Justices Alito and Thomas want anti-abortion lawyers to bring them a parental consent appeal

The Supreme Court on Thursday declined to review an appeal raising the issue of parental consent for abortion. But that doesn’t mean the court won’t take a different case raising that issue in the future.

Indeed, Justice Samuel Alito wrote a statement accompanying the denial, highlighting reasons why this case wasn’t an appropriate one in which to consider the issue — a statement that doubly serves as a call for anti-abortion lawyers to bring him a better case.

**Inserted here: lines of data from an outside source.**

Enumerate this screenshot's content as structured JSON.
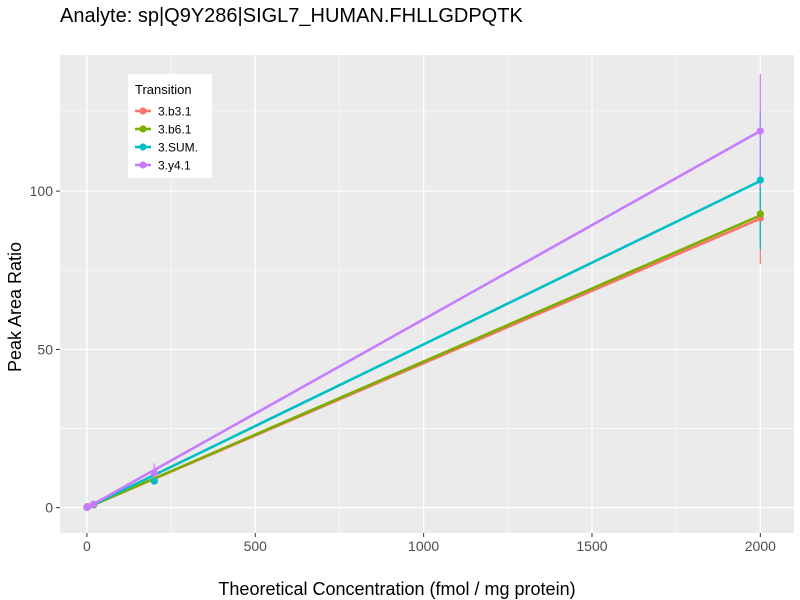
{
  "chart_data": {
    "type": "line",
    "title": "Analyte: sp|Q9Y286|SIGL7_HUMAN.FHLLGDPQTK",
    "xlabel": "Theoretical Concentration (fmol / mg protein)",
    "ylabel": "Peak Area Ratio",
    "xlim": [
      -80,
      2100
    ],
    "ylim": [
      -8,
      143
    ],
    "xticks": [
      0,
      500,
      1000,
      1500,
      2000
    ],
    "yticks": [
      0,
      50,
      100
    ],
    "grid": true,
    "legend": {
      "title": "Transition",
      "position": "top-left"
    },
    "x": [
      0,
      2,
      20,
      200,
      2000
    ],
    "series": [
      {
        "name": "3.b3.1",
        "color": "#F8766D",
        "values": [
          0.1,
          0.3,
          0.9,
          8.5,
          91.5
        ],
        "error": [
          0,
          0,
          0,
          1.2,
          14.5
        ],
        "fit": [
          0.0,
          91.3
        ]
      },
      {
        "name": "3.b6.1",
        "color": "#7CAE00",
        "values": [
          0.1,
          0.3,
          0.9,
          8.4,
          92.8
        ],
        "error": [
          0,
          0,
          0,
          1.0,
          10.0
        ],
        "fit": [
          0.0,
          92.3
        ]
      },
      {
        "name": "3.SUM.",
        "color": "#00BFC4",
        "values": [
          0.1,
          0.3,
          1.0,
          8.4,
          103.5
        ],
        "error": [
          0,
          0,
          0,
          1.0,
          22.0
        ],
        "fit": [
          0.0,
          103.2
        ]
      },
      {
        "name": "3.y4.1",
        "color": "#C77CFF",
        "values": [
          0.1,
          0.3,
          1.1,
          11.0,
          119.0
        ],
        "error": [
          0,
          0,
          0,
          3.0,
          18.0
        ],
        "fit": [
          0.0,
          119.0
        ]
      }
    ]
  }
}
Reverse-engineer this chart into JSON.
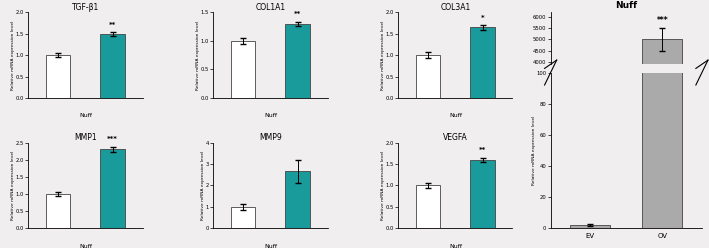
{
  "charts": [
    {
      "title": "TGF-β1",
      "values": [
        1.0,
        1.5
      ],
      "errors": [
        0.04,
        0.04
      ],
      "colors": [
        "white",
        "#1a9b9b"
      ],
      "ylim": [
        0,
        2.0
      ],
      "yticks": [
        0.0,
        0.5,
        1.0,
        1.5,
        2.0
      ],
      "significance": "**",
      "sig_on": 1,
      "xlabel": "Nuff",
      "row": 0,
      "col": 0
    },
    {
      "title": "COL1A1",
      "values": [
        1.0,
        1.3
      ],
      "errors": [
        0.06,
        0.04
      ],
      "colors": [
        "white",
        "#1a9b9b"
      ],
      "ylim": [
        0,
        1.5
      ],
      "yticks": [
        0.0,
        0.5,
        1.0,
        1.5
      ],
      "significance": "**",
      "sig_on": 1,
      "xlabel": "Nuff",
      "row": 0,
      "col": 1
    },
    {
      "title": "COL3A1",
      "values": [
        1.0,
        1.65
      ],
      "errors": [
        0.07,
        0.06
      ],
      "colors": [
        "white",
        "#1a9b9b"
      ],
      "ylim": [
        0,
        2.0
      ],
      "yticks": [
        0.0,
        0.5,
        1.0,
        1.5,
        2.0
      ],
      "significance": "*",
      "sig_on": 1,
      "xlabel": "Nuff",
      "row": 0,
      "col": 2
    },
    {
      "title": "MMP1",
      "values": [
        1.0,
        2.3
      ],
      "errors": [
        0.05,
        0.08
      ],
      "colors": [
        "white",
        "#1a9b9b"
      ],
      "ylim": [
        0,
        2.5
      ],
      "yticks": [
        0.0,
        0.5,
        1.0,
        1.5,
        2.0,
        2.5
      ],
      "significance": "***",
      "sig_on": 1,
      "xlabel": "Nuff",
      "row": 1,
      "col": 0
    },
    {
      "title": "MMP9",
      "values": [
        1.0,
        2.65
      ],
      "errors": [
        0.15,
        0.55
      ],
      "colors": [
        "white",
        "#1a9b9b"
      ],
      "ylim": [
        0,
        4.0
      ],
      "yticks": [
        0,
        1,
        2,
        3,
        4
      ],
      "significance": "",
      "sig_on": 1,
      "xlabel": "Nuff",
      "row": 1,
      "col": 1
    },
    {
      "title": "VEGFA",
      "values": [
        1.0,
        1.6
      ],
      "errors": [
        0.06,
        0.05
      ],
      "colors": [
        "white",
        "#1a9b9b"
      ],
      "ylim": [
        0,
        2.0
      ],
      "yticks": [
        0.0,
        0.5,
        1.0,
        1.5,
        2.0
      ],
      "significance": "**",
      "sig_on": 1,
      "xlabel": "Nuff",
      "row": 1,
      "col": 2
    }
  ],
  "nuff_chart": {
    "title": "Nuff",
    "values": [
      2.0,
      5000.0
    ],
    "errors": [
      0.5,
      520.0
    ],
    "colors": [
      "#aaaaaa",
      "#aaaaaa"
    ],
    "ylim_lower": [
      0,
      100
    ],
    "ylim_upper": [
      3900,
      6200
    ],
    "yticks_lower": [
      0,
      20,
      40,
      60,
      80,
      100
    ],
    "yticks_upper": [
      4000,
      4500,
      5000,
      5500,
      6000
    ],
    "significance": "***",
    "xlabel_labels": [
      "EV",
      "OV"
    ]
  },
  "ylabel": "Relative mRNA expression level",
  "bar_width": 0.45,
  "teal_color": "#1a9b9b",
  "fig_bg": "#f0eeee"
}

Joined by Justice Clarence Thomas, Alito said the appeal from Montana was a “poor vehicle” for the justices to decide whether parents have the right to know and participate in decisions regarding their kids’ medical care, including the decision to seek an abortion.

When lawyers and justices refer to a case as being a good “vehicle,” they mean the case presents a straightforward opportunity for the court to address a broader issue, without procedural complications lurking in the case that could interfere with the justices issuing a ruling that will set a national standard on an important legal question.

In his statement Thursday, Alito noted that Montana’s lawyers didn’t specifically argue during state court proceedings that infringement of parents’ federal constitutional rights was at stake. He also noted that Montana’s Supreme Court, when it ruled against the state, didn’t claim that the rights of minors took precedence over parents’ federal constitutional rights.

That background, therefore, made for a faulty foundation for the U.S. Supreme Court to decide the big question that Montana’s lawyers pressed to the justices.

Lawyers for Planned Parenthood of Montana made similar points in their brief successfully opposing Supreme Court review, which takes four justices to grant. “This case has never been a vehicle for considering the question presented” by the state, they wrote in their opposition brief, framing the matter as a state issue that the U.S. Supreme Court didn’t need to get involved in.

While that opposition was successful, Alito stressed that the denial doesn’t mean the issue can’t come back someday. The author of the Dobbs ruling that overturned Roe v. Wade seems to hope that it will.

“It is therefore especially important that the denial of review is not read by interested parties or other courts as a rejection of the argument that the petition asks us to decide,” he wrote.

The denial came on the same day that the justices agreed to take on a new big national issue, regarding the participation of transgender girls and women in sports. That one is set to be argued in the court’s next term, which starts in October.

The court will also have at least one abortion-related appeal next term, with a First Amendment challenge from an anti-abortion group that wants to avoid turning over donor information to state authorities. The court adds cases to its docket on a rolling basis, so more abortion-related appeals could come, whether on the consent issue or otherwise.